School of GeoSciences

SEM imaging applications

The Scanning Electron Microscope (SEM) supports a wide variety of diverse applications including secondary electron imaging, backscatter electron imaging, cathodoluminescence imaging and electron backscatter diffraction.

For further details about imaging and sample requirements please contact our facility staff.

Secondary Electron (SE) Imaging

Secondary electrons produced when an electron beam interacts with the surface of the sample, enable fine-scale (nm) surface features and topographic detail to be imaged. The SEM images have far greater spatial resolution and depth of focus than optical microscopes.

Backscatter Electron (BSE) Imaging

Backscatter electrons allow compositional variation to be imaged as different grey-scales. Materials with a mean high atomic number composition appear brighter than those of low atomic number, enabling the imaging of compositional variation and growth zoning.

Cathodoluminescence (CL) imaging

Certain materials will emit light when bombarded by an electron beam. This luminescence can be imaged using a CL detector. Variations in the intensity of the light emitted can be influenced by impurities and crystal defects. CL is particularly useful for imaging features such as growth zoning or crystal overgrowths that are not easily imaged by other methods.

Electron Backscatter Diffraction (EBSD)

EBSD can be used to obtain crystallographic information from the diffraction patterns generated when the electron beam interacts with a crystalline sample. The technique can provide information for absolute crystallographic orientation, microtextures and preferred crystal orientation, deformation and strain, polymorph identification, damage to crystal structure, grain size and grain boundaries.

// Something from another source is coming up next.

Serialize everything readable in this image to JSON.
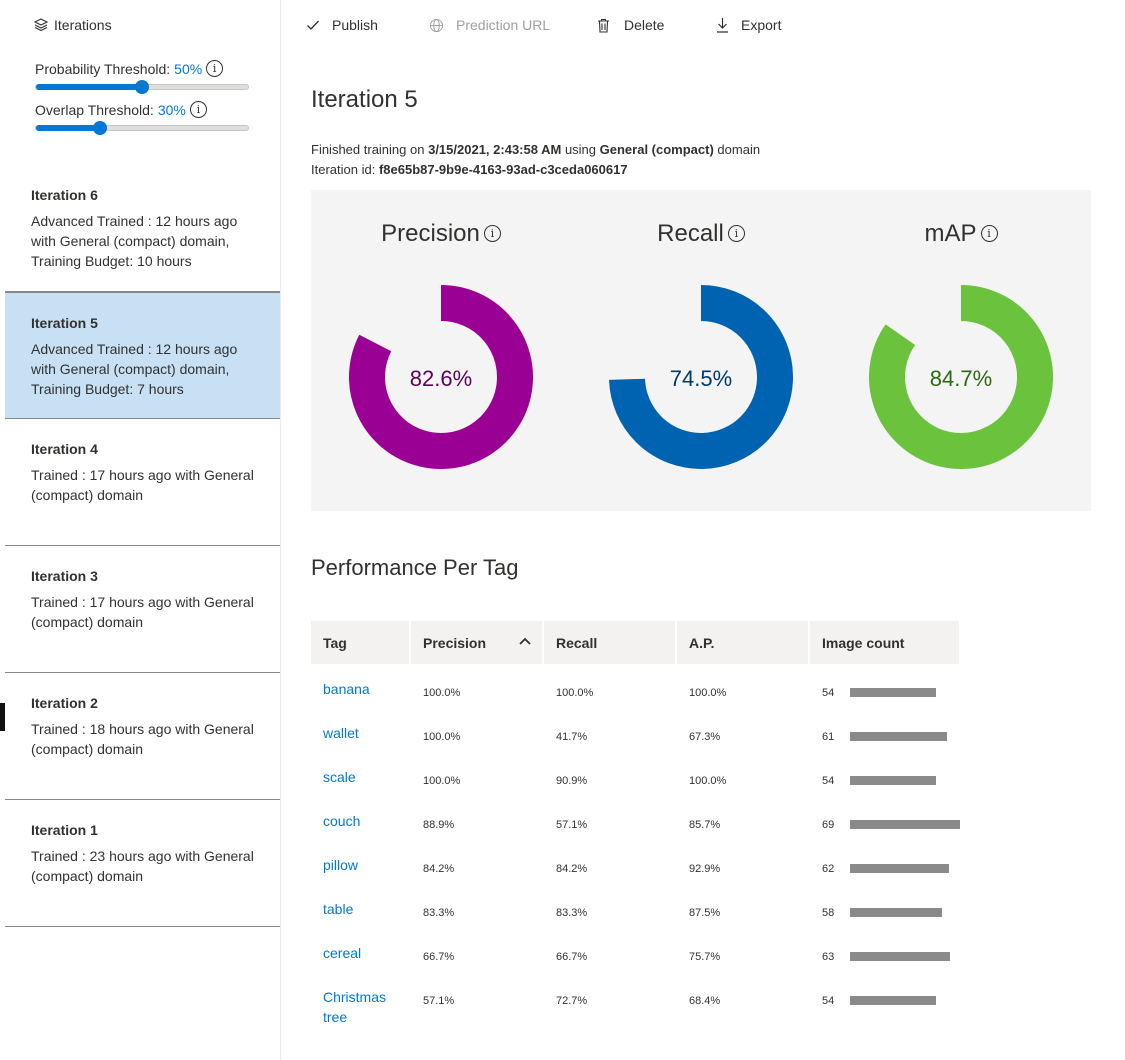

The technique can be used to analyse:

  • Absolute crystallographic orientation
  • Microtextures and preferred crystal orientation
  • Deformation and strain
  • Polymorph identification 
  • Damage to crystal structure 
  • Grain size and grain boundaries

​​​​​Damage to crystal structure

We have provided 'An EBSD study of the damage to zircon crystals' by Dr Nicola Cayzer and Dr Richard Hinton from the School of GeoSciences.  

It is available for PDF download:

Identification of polymorphs

The EBSD technique can be used to identify different polymorphs from their diffraction patterns.